McKinsey's CISO acknowledged the disclosure within 24 hours and requested detailed evidence. The day after (March 2), McKinsey patched all unauthenticated endpoints, took their development environment offline, and blocked public API documentation access. All issues were confirmed remediated before the article was published on March 9, 2026 — a model coordinated disclosure response.
Why does this matter if it's 'just' SQL injection?
The significance is twofold. First, McKinsey is a firm with world-class security teams and significant investment — their own internal scanners failed to detect the vulnerability in over two years of production operation. Second, SQL injection in an AI platform does not merely expose data; it can give attackers write access to the AI's instructions, enabling silent, undetectable manipulation of advice delivered to 43,000 consultants and their clients.
What is RAG and why are RAG document chunks sensitive?
Retrieval-Augmented Generation (RAG) is a technique where an AI model retrieves relevant document chunks from a knowledge base to augment its responses. Lilli's RAG system contained 3.68 million chunks representing decades of proprietary McKinsey research — the firm's intellectual crown jewels. Access includes S3 storage paths and internal file metadata, exposing not just data but the entire competitive knowledge foundation.
What should organisations do to protect their AI prompt layers?
Treat system prompts as crown jewel assets: store them with strict access controls, implement version history and integrity monitoring, audit prompt databases separately from application code. Require authentication for all API endpoints, use fully parameterised queries including for JSON key names, run continuous autonomous security testing, and establish clear responsible disclosure programmes with rapid acknowledgement commitments.

Glossary

Key terms from AI platform security and the McKinsey Lilli breach.

SQL Injection (SQLi)

An attack inserting malicious SQL via user-supplied input.

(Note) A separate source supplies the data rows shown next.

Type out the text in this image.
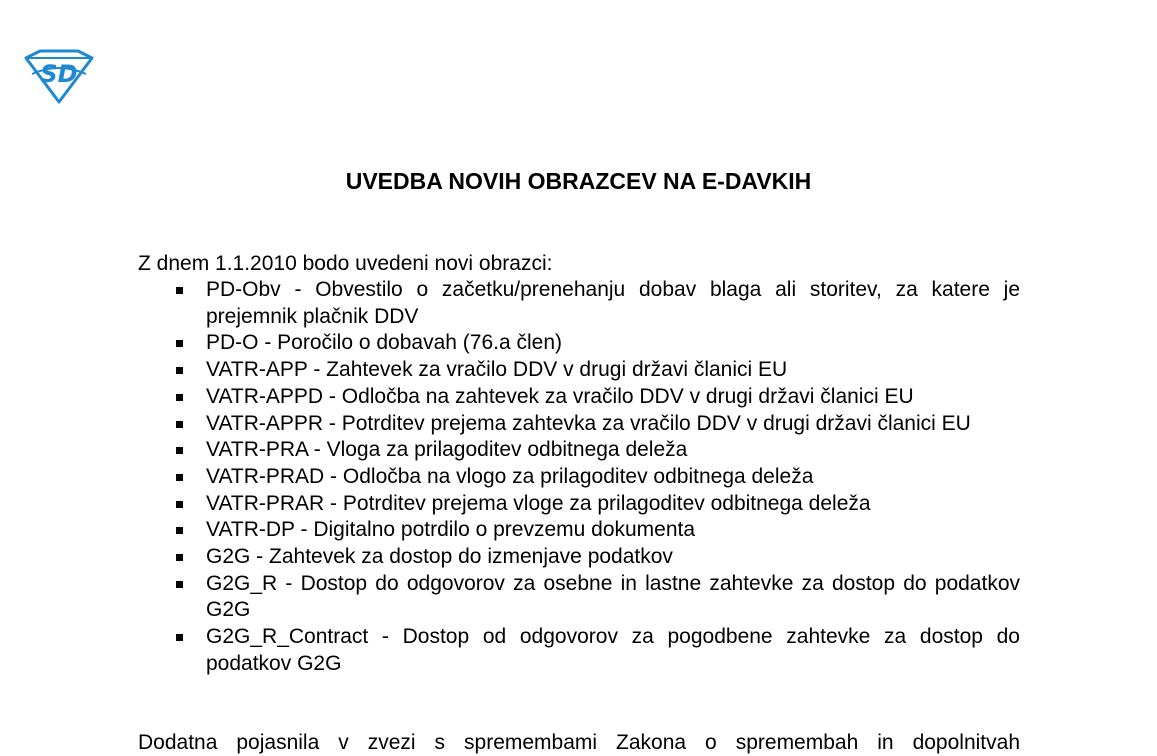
SD
UVEDBA NOVIH OBRAZCEV NA E-DAVKIH

Z dnem 1.1.2010 bodo uvedeni novi obrazci:

PD-Obv - Obvestilo o začetku/prenehanju dobav blaga ali storitev, za katere je prejemnik plačnik DDV
PD-O - Poročilo o dobavah (76.a člen)
VATR-APP - Zahtevek za vračilo DDV v drugi državi članici EU
VATR-APPD - Odločba na zahtevek za vračilo DDV v drugi državi članici EU
VATR-APPR - Potrditev prejema zahtevka za vračilo DDV v drugi državi članici EU
VATR-PRA - Vloga za prilagoditev odbitnega deleža
VATR-PRAD - Odločba na vlogo za prilagoditev odbitnega deleža
VATR-PRAR - Potrditev prejema vloge za prilagoditev odbitnega deleža
VATR-DP - Digitalno potrdilo o prevzemu dokumenta
G2G - Zahtevek za dostop do izmenjave podatkov
G2G_R - Dostop do odgovorov za osebne in lastne zahtevke za dostop do podatkov G2G
G2G_R_Contract - Dostop od odgovorov za pogodbene zahtevke za dostop do podatkov G2G

Dodatna pojasnila v zvezi s spremembami Zakona o spremembah in dopolnitvah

Affects any input concatenated into a SQL statement — including JSON key names, not just values.

JSON Key Injection

A SQLi variant where the attack vector is the key name (field name) in a JSON payload, bypassing standard parameterisation which only protects values.

IDOR

Insecure Direct Object Reference. Exposed object references without proper auth checks allow attackers to access data belonging to other users by manipulating IDs.

RAG (Retrieval-Augmented Generation)

AI architecture combining a language model with a retrieval system over a document corpus. The model fetches relevant chunks before generating responses, grounding outputs in specific documents.

Prompt Layer

System prompts and instructions stored in databases or config files governing AI behaviour. Often unversioned and unmonitored — a new high-value attack surface class.

Blind SQL Injection

SQLi technique where results can't be directly read but database structure is inferred from error messages, timing, or conditional behaviours. Used in 15 iterations against Lilli.

Attack Surface Mapping

Discovery and cataloguing of all interaction points — API endpoints, auth flows, file handlers, external integrations — where an attacker could interact with a system.

Responsible Disclosure

Practice of privately reporting a security flaw to the affected organisation, allowing remediation time, and only publishing after fixes are confirmed in place.

Vector Store

Database optimised for high-dimensional vector embeddings used in AI retrieval. Exposure reveals both document content and retrieval architecture — as seen with 266,000+ OpenAI vector stores.

Autonomous Penetration Testing

Security testing by AI agents that autonomously discover targets, map surfaces, identify vulnerabilities, chain exploits, and document findings — without continuous human direction.